Les éleveurs bientôt dépassés par la demande

L'engouement des consommateurs pour le lait bio pourrait dépasser, cet été, les capacités de la production française. C'est ce que craignent les éleveurs français et les observateurs de la filière. La faute aux nouvelles conversions à l'agriculture biologique qui, ces dernières années, ne sont plus assez nombreuses pour faire face au dynamisme du marché du lait bio. « De 2012 à 2014, il y a eu un ralentissement des conversions, qui s'est ressenti sur la progression de la collecte en 2014-2016 », explique Laurent Faurray, chargé de mission à l'interprofession laitière (Cniel). En 2014, la collecte de lait avait tout de même progressé de 7,7 %. Mais l'année était exceptionnellement favorable à la pousse de l'herbe, sur laquelle repose particulièrement la production laitière bio, très herbagère. En revanche, en 2015 et 2016, la collecte de lait bio ne devrait progresser que de 2 % par an, prévoit le Cniel. C'est insuffisant pour satisfaire la croissance du marché du lait bio. En effet, en janvier et février, la consommation de lait bio pour le beurre et le lait conditionné a progressé de 8-9 % (en volumes), de 12 % pour la crème, 6 % pour le fromage – seul l'ultra-frais recule. De là à dire qu'il n'y aura pas assez de lait bio français en 2015, il y a un pas.
Une progression en escalier
Les éleveurs craignent que le déficit ne ralentisse le développement des ventes de lait bio : « La bonne dynamique du marché va être freinée : le transformateur ne trouvera pas les volumes suffisants, et les produits seront moins mis en avant dans les rayons », regrette Patrice Lefeuvre, président de Lait bio de France (association de groupements de producteurs). La filière redoute par-dessus tout une croissance « en escalier », durant laquelle se succèdent périodes de surplus et de déficit. « Le développement de la bio sera d’autant plus fort qu’il sera régulier », estime Patrice Lefeuvre. « C’est dommageable, mais les éleveurs se tournent vers la bio quand il y a une crise.
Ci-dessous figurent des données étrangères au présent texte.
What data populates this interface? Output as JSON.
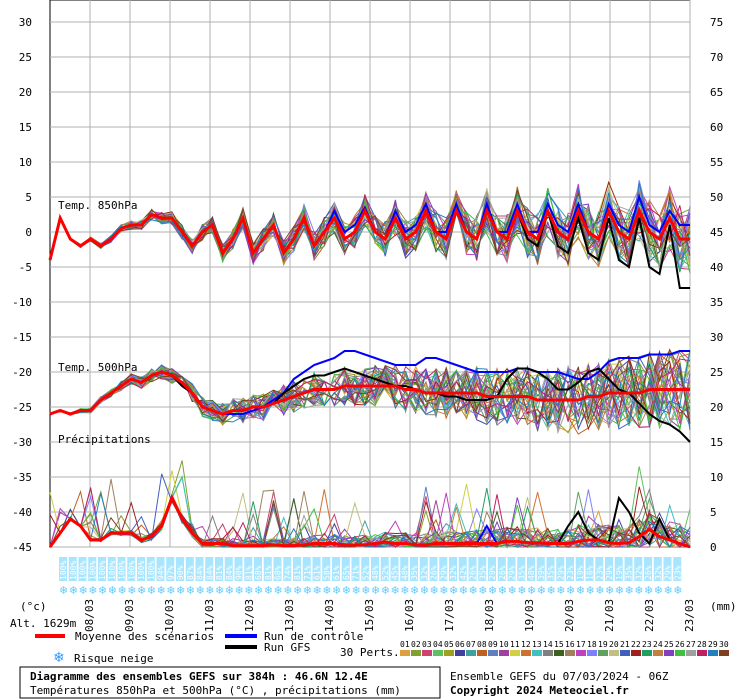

Depuis 2000, la production progresse toujours en escalier, et ça nous dépite un peu », confie Éric Guihery, secrétaire national lait à la Fnab. Si des tensions apparaissent sur le marché, cela ne devrait pas intervenir avant l’été : la période printanière est favorable à la pousse de l’herbe, mais la période estivale devrait jouer un rôle de révélateur. Les consommateurs français ne sont d’ailleurs pas les seuls à apprécier le lait bio : « La coopérative danoise Arla a annoncé récemment qu’elle recherchait 250 millions de litres de lait bio supplémentaires dans les deux ans à venir (soit l’équivalent de la moitié de la collecte française en 2014, ndlr), pour approvisionner le marché asiatique », rapporte Karine Sidler, vice-trésorière de Lait bio de France.